1. Voor de vaststelling van het in artikel 17 bedoelde aantal van 36 kalenderweken worden niet in aanmerking genomen kalenderweken gedurende welke de werknemer:
a. wegens ziekte of arbeidsongeschiktheid geen arbeid kon verrichten;
b. werkzaamheden heeft verricht als bedoeld in artikel 8 en hij op grond van dat artikel de hoedanigheid van werknemer heeft herkregen;
c. wegens het genieten van onbetaald verlof geen arbeid heeft verricht, tot een maximum van 78 kalenderweken; of
d. geen arbeid heeft verricht maar wel recht op uitkering heeft op grond van hoofdstuk 3, afdeling 2, paragraaf 1, of de artikelen 4:2b, eerste tot en met zesde lid, of 6:3, eerste tot en met zesde lid, van de Wet arbeid en zorg.

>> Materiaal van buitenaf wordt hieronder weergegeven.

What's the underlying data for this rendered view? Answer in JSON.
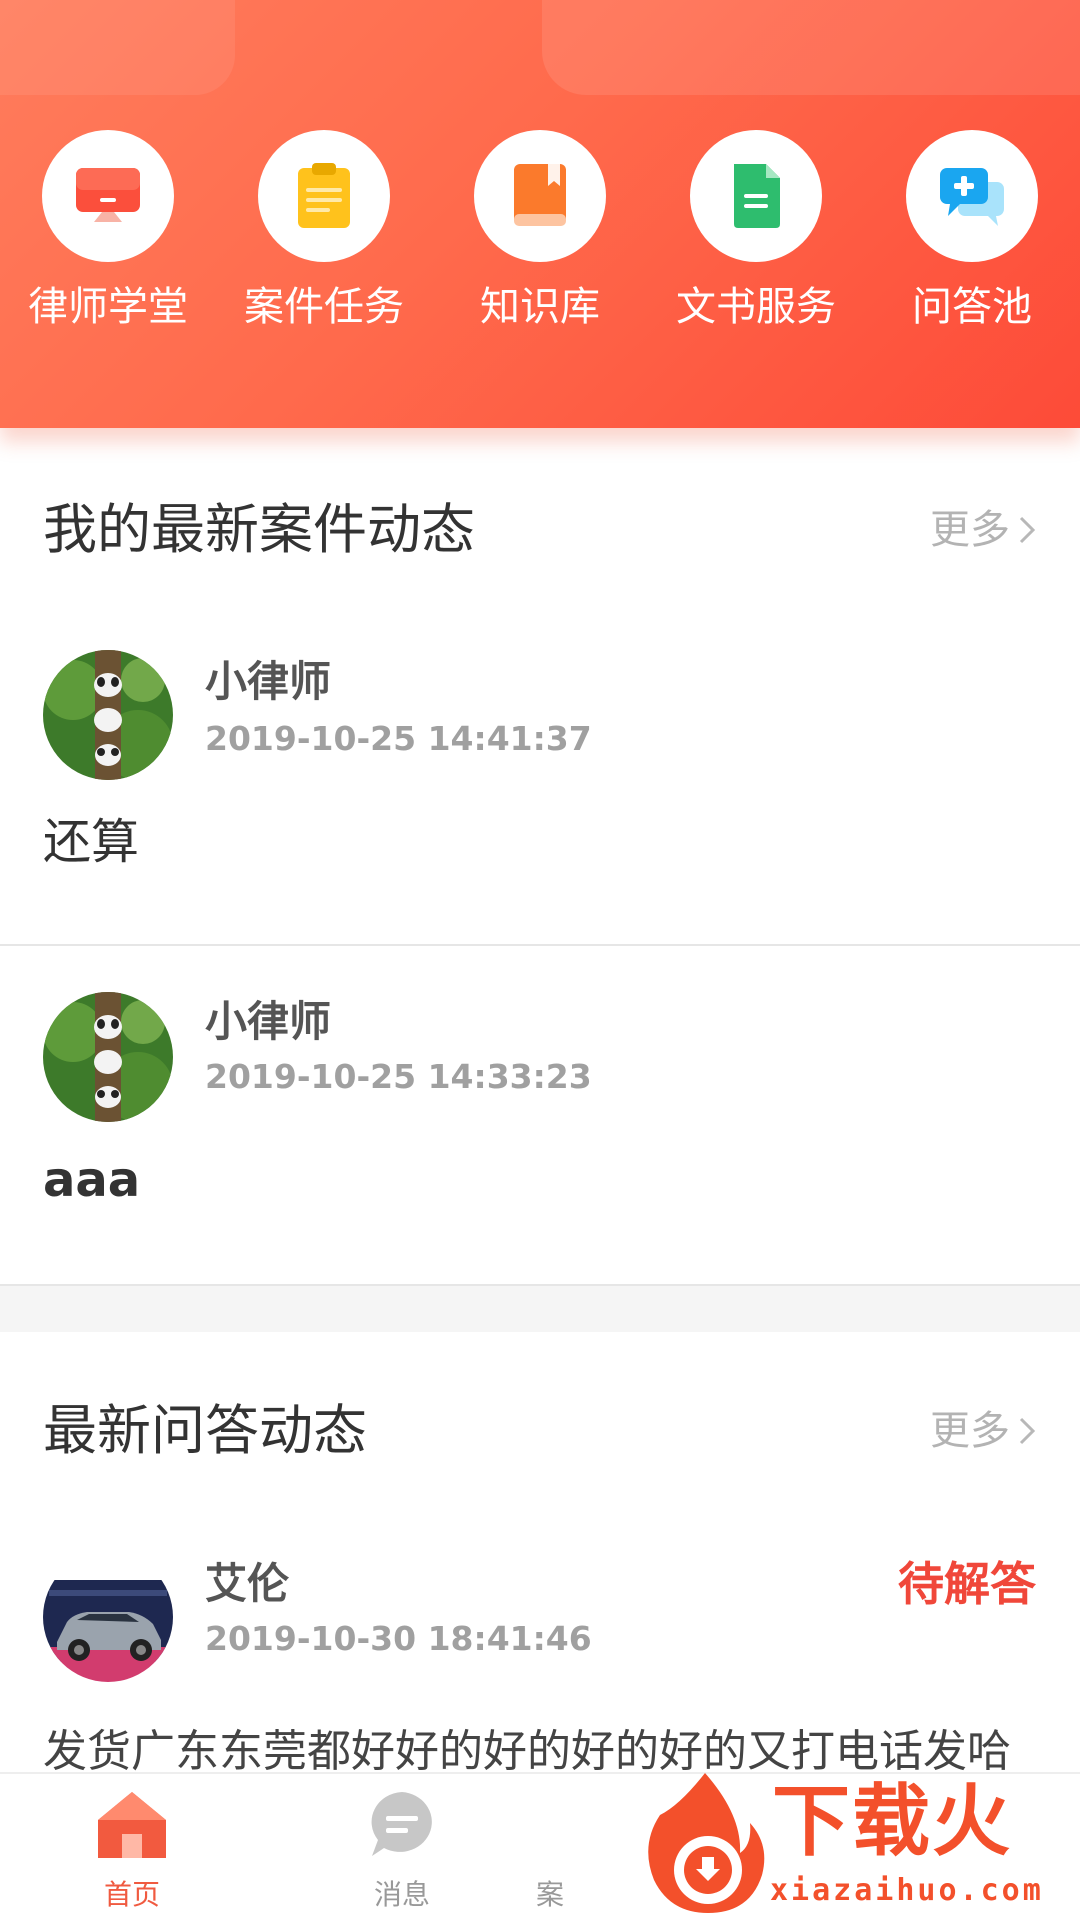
{
  "colors": {
    "brand": "#fd5a40",
    "status_pending": "#f0473a",
    "nav_active": "#f05a40",
    "nav_inactive": "#999999"
  },
  "menu": [
    {
      "label": "律师学堂",
      "icon": "monitor-icon"
    },
    {
      "label": "案件任务",
      "icon": "clipboard-icon"
    },
    {
      "label": "知识库",
      "icon": "book-icon"
    },
    {
      "label": "文书服务",
      "icon": "document-icon"
    },
    {
      "label": "问答池",
      "icon": "chat-plus-icon"
    }
  ],
  "case_section": {
    "title": "我的最新案件动态",
    "more_label": "更多",
    "items": [
      {
        "name": "小律师",
        "time": "2019-10-25 14:41:37",
        "content": "还算",
        "avatar": "panda-avatar"
      },
      {
        "name": "小律师",
        "time": "2019-10-25 14:33:23",
        "content": "aaa",
        "avatar": "panda-avatar"
      }
    ]
  },
  "qa_section": {
    "title": "最新问答动态",
    "more_label": "更多",
    "items": [
      {
        "name": "艾伦",
        "time": "2019-10-30 18:41:46",
        "status": "待解答",
        "content": "发货广东东莞都好好的好的好的好的又打电话发哈",
        "avatar": "car-avatar"
      }
    ]
  },
  "bottom_nav": [
    {
      "label": "首页",
      "icon": "home-icon",
      "active": true
    },
    {
      "label": "消息",
      "icon": "message-icon",
      "active": false
    },
    {
      "label": "案",
      "icon": "case-icon",
      "active": false
    }
  ],
  "watermark": {
    "text": "下载火",
    "url": "xiazaihuo.com"
  }
}
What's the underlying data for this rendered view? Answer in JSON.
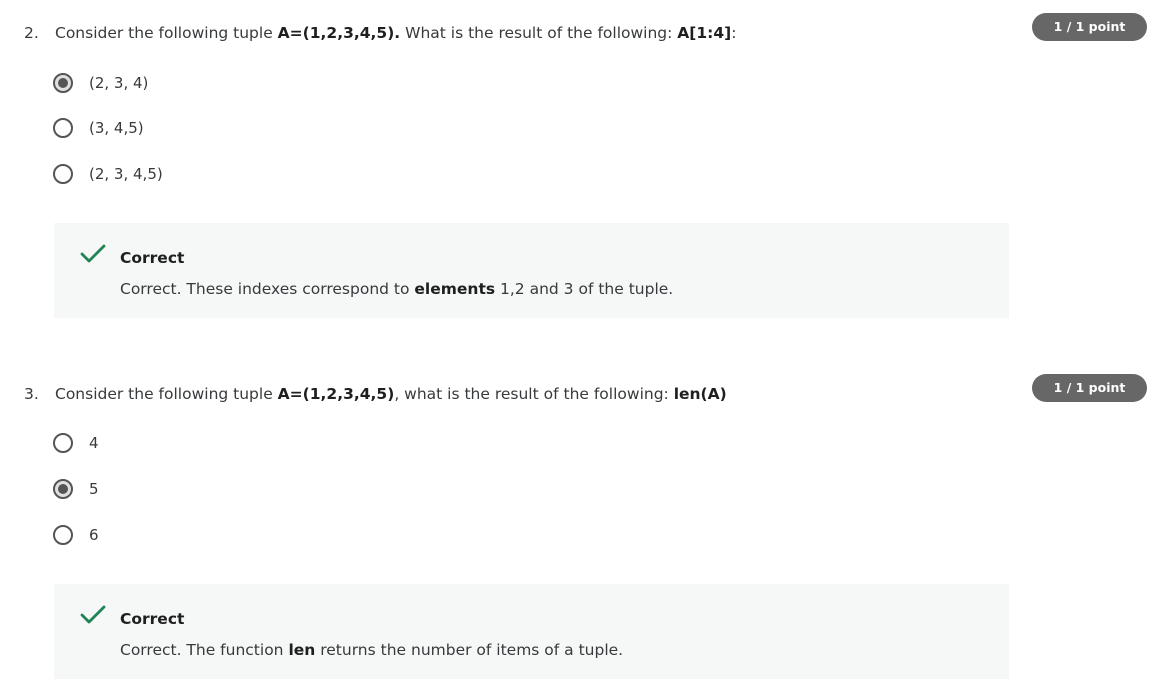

2Voor de vaststelling van het in artikel 17 bedoelde aantal van 26 kalenderweken worden arbeidsuren in een kalenderweek slechts in aanmerking genomen, voor zover deze betrekking hebben op de dienstbetrekking waaruit de werknemer werkloos is geworden en op een of meer dienstbetrekkingen waarvoor eerstgenoemde dienstbetrekking in de plaats is gekomen, en voor zover deze niet reeds eerder hebben geleid tot het ontstaan van een recht op uitkering op grond van dit hoofdstuk of op grond van hoofdstuk 7 van de Wet werk en inkomen naar arbeidsvermogen.
3 Bij algemene maatregel van bestuur kan voor bepaalde groepen werknemers het in artikel 17 bedoelde aantal van 36 kalenderweken hoger worden vastgesteld en het in dat onderdeel bedoelde aantal van 26 kalenderweken lager worden vastgesteld.
4 Bij ministeriële regeling kunnen regels worden gesteld op grond waarvan kalenderweken waarin de werknemer arbeidsuren heeft meermaals in aanmerking kunnen worden genomen bij de berekening van het in artikel 17 bedoelde aantal van 26 kalenderweken.

Voetnoten

2.Verordening (EG) nr. 883/2004.
3.Een regeling in het Verenigd Koninkrijk vanwege de Covid-19 pandemie, om werknemers die niet naar het werk konden en mochten een inkomen te verstrekken.
4.CRvB 1 april 2020, ECLI:NL:CRVB:2020:849.
5.Vergelijk ABRvS 1 maart 2023, ECLI:NL:RVS:2023:772.